Dave offers the advice in a short article on leader behavior, here, part of a three-part series, all parts worth reading.

Explicit use of the Plan-Do-Study-Act cycle to test these behaviors will drive insight and build skill as part of purposeful practice. 

To qualify as a PDSA cycle, Gerald Langley et al. (2009), The Improvement Guide, 2nd edition, Jossey-Bass:  San Francisco, chapter 5, outline the basics.

A leader will plan the test of one or more of the behaviors, including prediction(s) of what will happen; attempt the plan and observe what happens; set time aside to compare the data with predictions and study results; act to repeat the test under new conditions, modify the expression or details of the behaviors, or decide to set the behaviors aside in some settings.  

While skilled leaders will use most or all the behaviors in both formal and informal settings, you can test the behaviors one at a time.

Application

In a current project that aims to improve a hospital’s unit level management, we’re carrying out a test with one unit, based on the approach described here.   Our approach includes a weekly stand-up huddle to review performance.  The ‘single minute huddle’—a huddle less than 10 minutes--will review performance measurements and unit level actions to improve quality, cost, and staff effectiveness.  The unit already does a daily huddle overlapping the night and day shift that reviews status of patients on the unit and asks about any equipment or supply problems.  The daily huddle aims to create situational awareness about the patients already on the unit or soon to arrive.  By analogy, the weekly management huddle aims to create situational awareness about the unit’s work processes.

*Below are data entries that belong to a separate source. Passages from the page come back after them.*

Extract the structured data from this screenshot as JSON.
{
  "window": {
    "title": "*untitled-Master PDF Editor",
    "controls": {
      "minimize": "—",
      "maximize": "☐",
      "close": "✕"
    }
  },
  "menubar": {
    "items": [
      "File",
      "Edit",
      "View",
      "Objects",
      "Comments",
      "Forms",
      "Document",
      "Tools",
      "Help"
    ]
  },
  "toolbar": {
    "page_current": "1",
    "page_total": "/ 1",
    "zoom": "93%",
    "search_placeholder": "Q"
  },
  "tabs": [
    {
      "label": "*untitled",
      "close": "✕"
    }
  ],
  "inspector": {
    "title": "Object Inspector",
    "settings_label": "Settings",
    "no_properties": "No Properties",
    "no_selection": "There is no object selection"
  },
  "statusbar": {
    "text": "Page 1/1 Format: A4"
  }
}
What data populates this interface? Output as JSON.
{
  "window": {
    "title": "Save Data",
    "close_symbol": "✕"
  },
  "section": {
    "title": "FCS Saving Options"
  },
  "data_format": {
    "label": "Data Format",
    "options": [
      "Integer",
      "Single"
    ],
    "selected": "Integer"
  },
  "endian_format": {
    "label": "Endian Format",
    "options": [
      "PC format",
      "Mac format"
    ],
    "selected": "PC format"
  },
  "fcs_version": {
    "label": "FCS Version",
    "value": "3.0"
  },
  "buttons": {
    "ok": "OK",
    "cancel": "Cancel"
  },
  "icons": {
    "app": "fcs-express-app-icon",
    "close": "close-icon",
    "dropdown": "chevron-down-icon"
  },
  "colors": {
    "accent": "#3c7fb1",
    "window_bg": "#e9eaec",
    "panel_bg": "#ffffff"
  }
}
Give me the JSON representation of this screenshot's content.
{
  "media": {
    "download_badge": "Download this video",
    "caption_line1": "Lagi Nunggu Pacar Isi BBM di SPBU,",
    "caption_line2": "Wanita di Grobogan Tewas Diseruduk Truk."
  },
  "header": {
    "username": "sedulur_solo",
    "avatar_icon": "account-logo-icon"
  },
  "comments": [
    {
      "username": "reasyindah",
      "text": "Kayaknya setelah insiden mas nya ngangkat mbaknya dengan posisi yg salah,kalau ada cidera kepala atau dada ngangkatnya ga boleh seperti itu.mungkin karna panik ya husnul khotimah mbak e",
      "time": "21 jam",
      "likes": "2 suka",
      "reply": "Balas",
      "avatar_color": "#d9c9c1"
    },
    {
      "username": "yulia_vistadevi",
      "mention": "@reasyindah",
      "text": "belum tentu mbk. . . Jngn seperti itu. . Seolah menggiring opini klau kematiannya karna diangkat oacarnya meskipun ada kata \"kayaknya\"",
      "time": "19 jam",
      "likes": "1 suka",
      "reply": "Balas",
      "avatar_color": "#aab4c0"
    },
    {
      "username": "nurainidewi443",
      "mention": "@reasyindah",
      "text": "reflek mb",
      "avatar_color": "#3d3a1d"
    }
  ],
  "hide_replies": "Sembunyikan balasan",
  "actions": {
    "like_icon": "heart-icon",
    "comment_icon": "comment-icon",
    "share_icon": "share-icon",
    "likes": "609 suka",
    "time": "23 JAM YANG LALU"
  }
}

The senior executive sponsors of the project will be invited to the weekly huddle.   Will they be more than tourists?  Verble’s suggestion offers a way:  the leaders can practice elements of his engagement bundle.

Given that the weekly huddles are not the place for extended discussion and problem-solving, there will be only a minute for the leaders to practice.   Any of the behaviors is worth testing.   If it isn’t clear which one(s) to choose, start with the listening behaviors—"Listening to the person not just the problem” and “Acknowledging they heard and what they heard (nothing does more to show respect)”.  Asking what help is needed or wanted invites an exchange that can help the unit move forward.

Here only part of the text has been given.